I've arrived in Walla Walla and have renewed my Semester in the West pre-departure reading list efforts. I just started a book called Grassland by Richard Manning, which discusses the destruction of prairies and grasslands in the US. He starts out with an interesting take on the environmental movement in the United States, which I think is largely accurate. He posits that the conservation movement began as a reaction against industrialization and separated man from nature by designating places like Yosemite and Yellowstone to remain wild. He goes on to say that conservation efforts have largely focused on "charismatic megafauna"--the polar bears and wolves who look so good on posters for environmental organizations--at the expense of less glamorous organisms and ecosystems. Everyone can appreciate that a clearcut isn't beautiful (no one would hang a poster of a clearcut in their room), but people celebrate the beauty in rolling hills of wheat, although they represent deforestation of the grassland ecosystem in the exact same way.

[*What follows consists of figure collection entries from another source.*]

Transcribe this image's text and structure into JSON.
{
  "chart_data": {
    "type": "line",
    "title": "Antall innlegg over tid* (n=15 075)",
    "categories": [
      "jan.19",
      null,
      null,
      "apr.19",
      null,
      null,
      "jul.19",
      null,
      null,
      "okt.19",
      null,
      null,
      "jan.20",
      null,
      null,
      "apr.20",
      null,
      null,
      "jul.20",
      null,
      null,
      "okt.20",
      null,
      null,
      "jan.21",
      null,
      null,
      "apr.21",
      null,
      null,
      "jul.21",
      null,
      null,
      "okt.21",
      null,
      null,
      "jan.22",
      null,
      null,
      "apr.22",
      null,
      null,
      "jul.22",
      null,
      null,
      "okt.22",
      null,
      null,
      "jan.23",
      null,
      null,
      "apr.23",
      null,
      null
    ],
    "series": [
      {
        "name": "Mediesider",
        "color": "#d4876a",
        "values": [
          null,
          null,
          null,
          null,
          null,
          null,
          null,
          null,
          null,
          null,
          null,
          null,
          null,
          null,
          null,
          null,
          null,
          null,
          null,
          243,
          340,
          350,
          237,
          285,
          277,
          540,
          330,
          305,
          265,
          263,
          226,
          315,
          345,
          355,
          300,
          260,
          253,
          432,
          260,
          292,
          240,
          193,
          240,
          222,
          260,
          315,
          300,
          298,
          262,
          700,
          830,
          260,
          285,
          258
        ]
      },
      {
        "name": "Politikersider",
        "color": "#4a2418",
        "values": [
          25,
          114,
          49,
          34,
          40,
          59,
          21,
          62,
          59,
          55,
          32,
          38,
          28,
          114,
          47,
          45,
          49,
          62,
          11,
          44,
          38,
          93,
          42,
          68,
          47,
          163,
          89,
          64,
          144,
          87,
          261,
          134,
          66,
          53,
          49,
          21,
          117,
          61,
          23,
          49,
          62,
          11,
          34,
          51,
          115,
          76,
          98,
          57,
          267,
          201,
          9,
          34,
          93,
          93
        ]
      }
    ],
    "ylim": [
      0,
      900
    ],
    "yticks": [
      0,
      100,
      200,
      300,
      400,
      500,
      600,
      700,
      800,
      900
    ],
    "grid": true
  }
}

I hope I can get through Grassland before we leave. It touches on a lot of issues which have defined Western land management--the impacts of ranching and monocrop agriculture, the evolution of a conservation ethic, the meaning of environmentalism. And I'm guessing it's going to raise the same questions that have been bothering me since I started thinking about how we should go about fixing the world we live in.
Books like this invariably lead me to conclude that our civilization is not sustainable in any sense of the word. Certainly the way we feed ourselves, beyond just the sheer distance our food travels, isn't sustainable. Wheat, soy, anything grown as a monocrop, depletes irreplaceable topsoil and requires chemical fertilizers and pesticides to grow. The question then becomes--in a world of seven billion people, what is the right course of action. Last year on an environmental studies excursion, we visited a wheat farmer who challenged us to confront our bias towards organic, "sustainable" food production.
"If we only produced organic food, there'd be some really healthy people and a lot of dead people," he said.
And he's unfortunately, absolutely right. We're severely overpopulated to the point where speaking of sustainability without speaking of population reduction seems meaningless. But where does that leave me as an environmentalist? Urging everyone to eat local, organic food ignores the poverty that billions of people live in. Saying that continuing to deplete finite resources to feed ourselves makes sense seems to condemn future generations to an ever larger population crash.
Bottom line: I don't know, I'm excited to learn what I can, and I like this book.